One further argument requires only brief attention. Brooks contends that his appeal within the state system was itself "a properly filed application for State post-conviction or other collateral review"; if the time devoted to the appeal is excluded from the calculation, then Brooks' federal petition is timely. This finds support in United States ex rel. Villazana v. Page, 1999 U.S. Dist. LEXIS 7927 *11-13, 1999 WL 342384 (N.D.Ill. May 5, 1999), but the position is unsound. A notice of appeal is not an "application for . . . collateral review." The "application" is the request (here a petition for a writ of habeas corpus), filed in the court of first instance. Some states permit appellate courts to be courts of first instance for this purpose, and when an application's first stop is an appellate court, time devoted to its consideration is excluded under § 2244(d)(2). But Brooks began in the state's circuit court, not in its appellate court, and his notice of appeal was not a new "application." An appeal marks the continuation of existing litigation, not the initiation of new litigation. This is why, for example, we held in Fernandez that time after a trial court's decision, and before the filing of a timely notice of appeal, is excluded by § 2244(d)(2): there is just one continuous case.

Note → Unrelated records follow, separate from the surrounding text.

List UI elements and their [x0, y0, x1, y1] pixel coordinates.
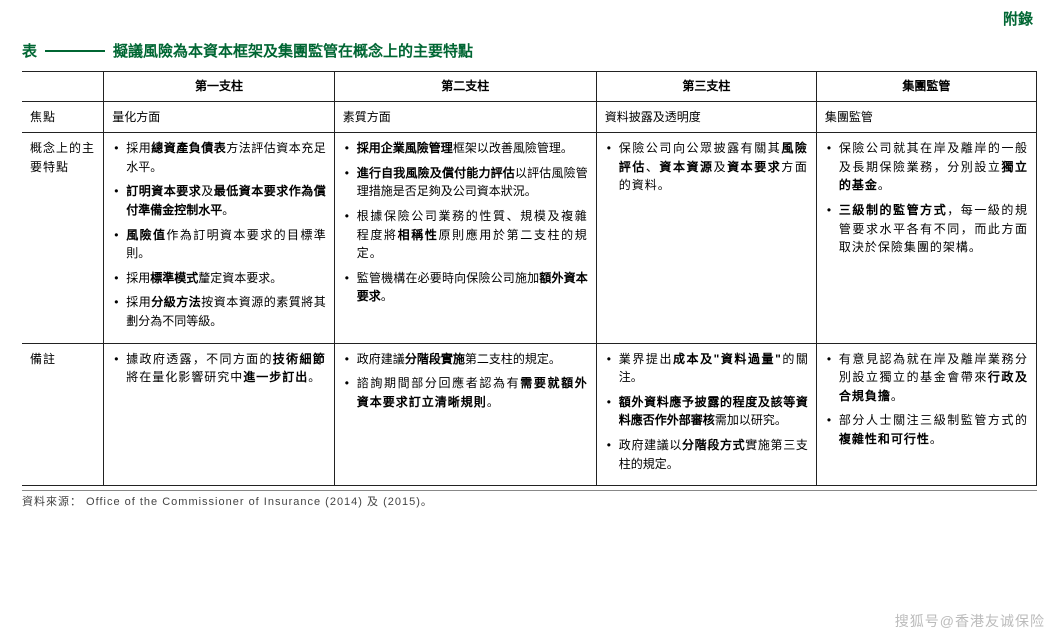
- focus-p1: 量化方面: [104, 101, 335, 133]
- header-blank: [22, 72, 104, 102]
- focus-label: 焦點: [22, 101, 104, 133]
- concepts-p3: 保險公司向公眾披露有關其風險評估、資本資源及資本要求方面的資料。: [596, 133, 816, 343]
- header-p3: 第三支柱: [596, 72, 816, 102]
- watermark-at: @: [940, 613, 955, 629]
- focus-row: 焦點 量化方面 素質方面 資料披露及透明度 集團監管: [22, 101, 1037, 133]
- appendix-label: 附錄: [1003, 8, 1033, 29]
- watermark-right: 香港友诚保险: [955, 613, 1045, 629]
- focus-p3: 資料披露及透明度: [596, 101, 816, 133]
- watermark-left: 搜狐号: [895, 613, 940, 629]
- title-text: 擬議風險為本資本框架及集團監管在概念上的主要特點: [113, 40, 473, 61]
- concepts-gs: 保險公司就其在岸及離岸的一般及長期保險業務，分別設立獨立的基金。 三級制的監管方…: [816, 133, 1036, 343]
- remarks-row: 備註 據政府透露，不同方面的技術細節將在量化影響研究中進一步訂出。 政府建議分階…: [22, 343, 1037, 486]
- remarks-label: 備註: [22, 343, 104, 486]
- title-prefix: 表: [22, 40, 37, 61]
- source-note: 資料來源： Office of the Commissioner of Insu…: [22, 490, 1037, 509]
- concepts-label: 概念上的主要特點: [22, 133, 104, 343]
- concepts-row: 概念上的主要特點 採用總資產負債表方法評估資本充足水平。 訂明資本要求及最低資本…: [22, 133, 1037, 343]
- remarks-p2: 政府建議分階段實施第二支柱的規定。 諮詢期間部分回應者認為有需要就額外資本要求訂…: [334, 343, 596, 486]
- remarks-p3: 業界提出成本及"資料過量"的關注。 額外資料應予披露的程度及該等資料應否作外部審…: [596, 343, 816, 486]
- remarks-gs: 有意見認為就在岸及離岸業務分別設立獨立的基金會帶來行政及合規負擔。 部分人士關注…: [816, 343, 1036, 486]
- header-p1: 第一支柱: [104, 72, 335, 102]
- table-title-row: 表 擬議風險為本資本框架及集團監管在概念上的主要特點: [22, 40, 1037, 61]
- focus-gs: 集團監管: [816, 101, 1036, 133]
- main-table: 第一支柱 第二支柱 第三支柱 集團監管 焦點 量化方面 素質方面 資料披露及透明…: [22, 71, 1037, 486]
- watermark: 搜狐号@香港友诚保险: [895, 611, 1045, 631]
- header-gs: 集團監管: [816, 72, 1036, 102]
- concepts-p2: 採用企業風險管理框架以改善風險管理。 進行自我風險及償付能力評估以評估風險管理措…: [334, 133, 596, 343]
- concepts-p1: 採用總資產負債表方法評估資本充足水平。 訂明資本要求及最低資本要求作為償付準備金…: [104, 133, 335, 343]
- title-rule: [45, 50, 105, 52]
- focus-p2: 素質方面: [334, 101, 596, 133]
- remarks-p1: 據政府透露，不同方面的技術細節將在量化影響研究中進一步訂出。: [104, 343, 335, 486]
- header-row: 第一支柱 第二支柱 第三支柱 集團監管: [22, 72, 1037, 102]
- header-p2: 第二支柱: [334, 72, 596, 102]
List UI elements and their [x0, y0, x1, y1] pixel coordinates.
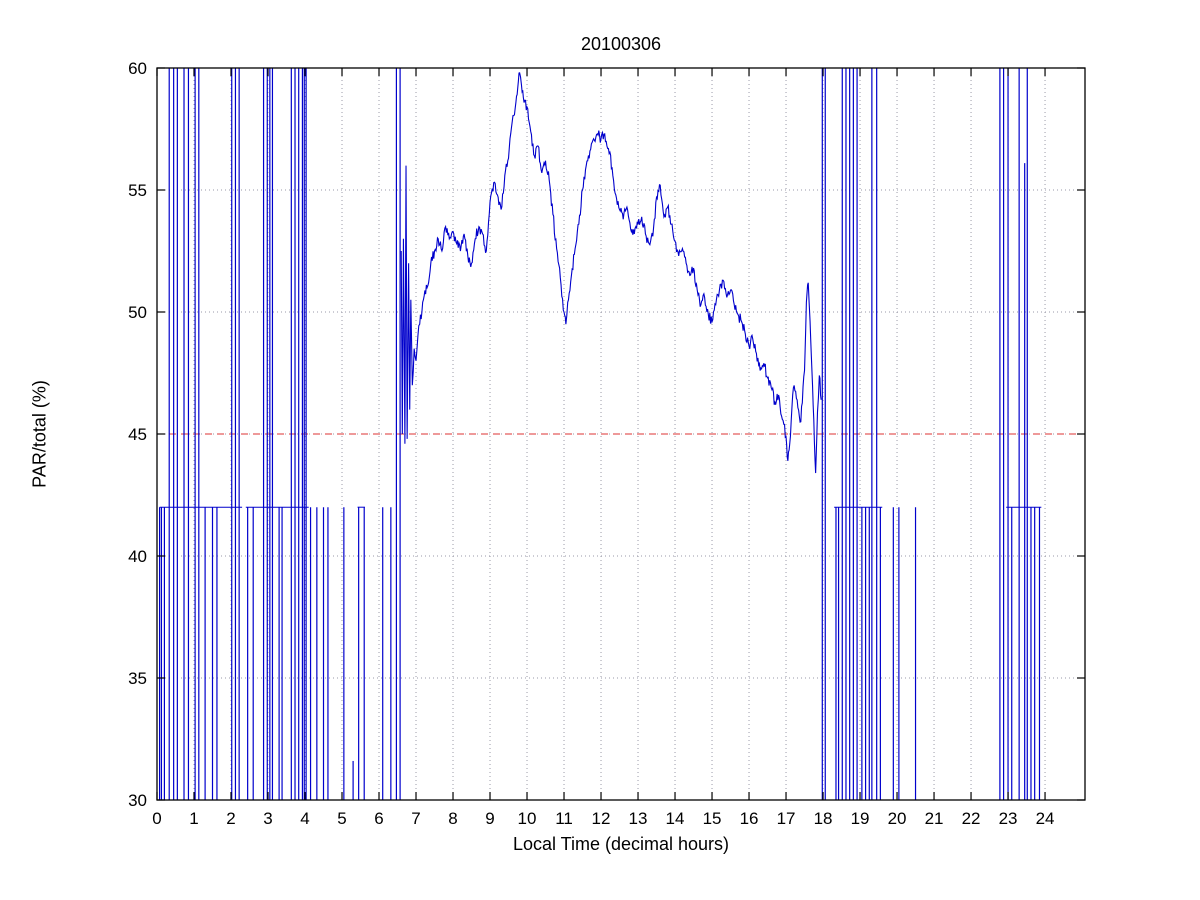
svg-text:7: 7	[411, 809, 420, 828]
svg-text:2: 2	[226, 809, 235, 828]
svg-text:1: 1	[189, 809, 198, 828]
svg-text:14: 14	[666, 809, 685, 828]
chart-title: 20100306	[580, 34, 662, 54]
svg-text:18: 18	[814, 809, 833, 828]
svg-text:16: 16	[740, 809, 759, 828]
svg-text:19: 19	[851, 809, 870, 828]
x-axis-label: Local Time (decimal hours)	[512, 834, 730, 854]
y-axis-label: PAR/total (%)	[29, 380, 50, 488]
svg-text:21: 21	[925, 809, 944, 828]
svg-text:4: 4	[300, 809, 309, 828]
svg-text:50: 50	[128, 303, 147, 322]
svg-text:20: 20	[888, 809, 907, 828]
svg-text:10: 10	[518, 809, 537, 828]
svg-text:40: 40	[128, 547, 147, 566]
svg-text:24: 24	[1036, 809, 1055, 828]
svg-text:11: 11	[555, 809, 573, 828]
svg-text:6: 6	[374, 809, 383, 828]
svg-text:23: 23	[999, 809, 1018, 828]
svg-text:30: 30	[128, 791, 147, 810]
svg-text:60: 60	[128, 59, 147, 78]
svg-text:3: 3	[263, 809, 272, 828]
svg-text:5: 5	[337, 809, 346, 828]
svg-text:15: 15	[703, 809, 722, 828]
svg-text:0: 0	[152, 809, 161, 828]
svg-text:22: 22	[962, 809, 981, 828]
svg-text:17: 17	[777, 809, 796, 828]
svg-text:9: 9	[485, 809, 494, 828]
svg-text:35: 35	[128, 669, 147, 688]
svg-text:12: 12	[592, 809, 611, 828]
svg-text:55: 55	[128, 181, 147, 200]
svg-text:45: 45	[128, 425, 147, 444]
svg-text:8: 8	[448, 809, 457, 828]
svg-text:13: 13	[629, 809, 648, 828]
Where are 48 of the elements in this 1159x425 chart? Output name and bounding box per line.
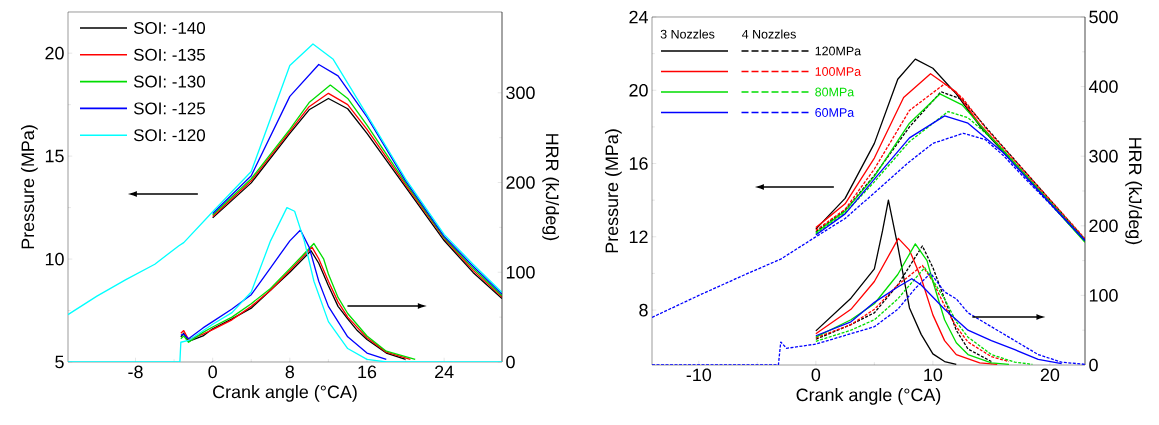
text: 80MPa — [815, 87, 855, 97]
x-tick-label: 8 — [285, 365, 295, 379]
legend-label: SOI: -125 — [133, 102, 205, 115]
x-tick-label: 0 — [208, 365, 217, 379]
y-tick-label: 8 — [639, 303, 648, 317]
y2-tick-label: 400 — [1088, 80, 1118, 93]
legend-label: SOI: -135 — [133, 48, 205, 61]
y-tick-label: 20 — [629, 83, 648, 97]
y2-axis-title: HRR (kJ/deg) — [1125, 138, 1143, 245]
legend-label: SOI: -130 — [133, 75, 206, 88]
x-axis-title: Crank angle (°CA) — [796, 388, 941, 405]
y-axis-title: Pressure (MPa) — [20, 125, 38, 249]
y2-tick-label: 500 — [1089, 10, 1118, 24]
line-series — [68, 43, 502, 316]
x-tick-label: 0 — [811, 368, 821, 382]
y-tick-label: 15 — [45, 149, 64, 163]
y-tick-label: 10 — [45, 252, 64, 266]
x-axis-title: Crank angle (°CA) — [213, 385, 357, 402]
y2-tick-label: 300 — [506, 86, 535, 100]
y2-tick-label: 100 — [506, 265, 535, 279]
x-tick-label: -10 — [686, 368, 712, 382]
x-tick-label: 24 — [435, 365, 454, 379]
text: 100MPa — [815, 67, 862, 76]
legend-label: SOI: -140 — [133, 22, 206, 34]
y-tick-label: 20 — [45, 46, 64, 60]
x-tick-label: 20 — [1040, 368, 1060, 382]
y-tick-label: 12 — [629, 230, 648, 244]
y2-tick-label: 0 — [506, 355, 515, 369]
y-tick-label: 5 — [55, 355, 64, 369]
y-tick-label: 16 — [629, 157, 648, 170]
x-tick-label: -8 — [128, 365, 143, 379]
text: 120MPa — [815, 46, 862, 56]
y2-tick-label: 100 — [1089, 289, 1118, 302]
annotation: 3 Nozzles — [660, 29, 715, 39]
text: 60MPa — [815, 108, 855, 117]
line-series — [652, 272, 1086, 365]
y2-tick-label: 300 — [1089, 149, 1118, 163]
y-tick-label: 24 — [629, 10, 648, 24]
line-series — [180, 229, 387, 360]
y2-axis-title: HRR (kJ/deg) — [542, 134, 559, 241]
y2-tick-label: 200 — [1089, 219, 1118, 233]
line-series — [68, 206, 502, 362]
annotation: 4 Nozzles — [741, 29, 796, 39]
legend-label: SOI: -120 — [133, 129, 206, 142]
y-axis-title: Pressure (MPa) — [604, 129, 622, 253]
x-tick-label: 16 — [358, 365, 377, 379]
y2-tick-label: 200 — [506, 176, 535, 189]
x-tick-label: 10 — [924, 368, 943, 382]
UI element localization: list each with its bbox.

Treating a notice of appeal as an "application for . . . collateral review" not only would require the time between trial and appellate courts to count against the statutory year (surprising many petitioners who have been anticipating its exclusion) but also would knock out most appeals within the federal system. For a prisoner needs appellate approval to launch a second or successive federal collateral attack. See 28 U.S.C. § 2244(b), § 2255 ¶ 8. If a notice of appeal is itself an "application for . . . collateral review" then any prisoner who fails to obtain relief from the district court needs permission under § 2244(b) or § 2255 ¶ 8 to appeal (because the appeal would be the second federal collateral attack) — and given the limitations of those sections, which are much more restrictive than the certificate of appealability under § 2253(c), that request would be denied almost routinely. Brooks himself could not obtain appellate review of the order dismissing his petition, because he does not meet the requirements for a second or successive collateral attack. So we hold that an appeal is not a new collateral attack, a decision that is much to the benefit of most prisoners seeking collateral review, even though it means that Brooks' federal application is untimely.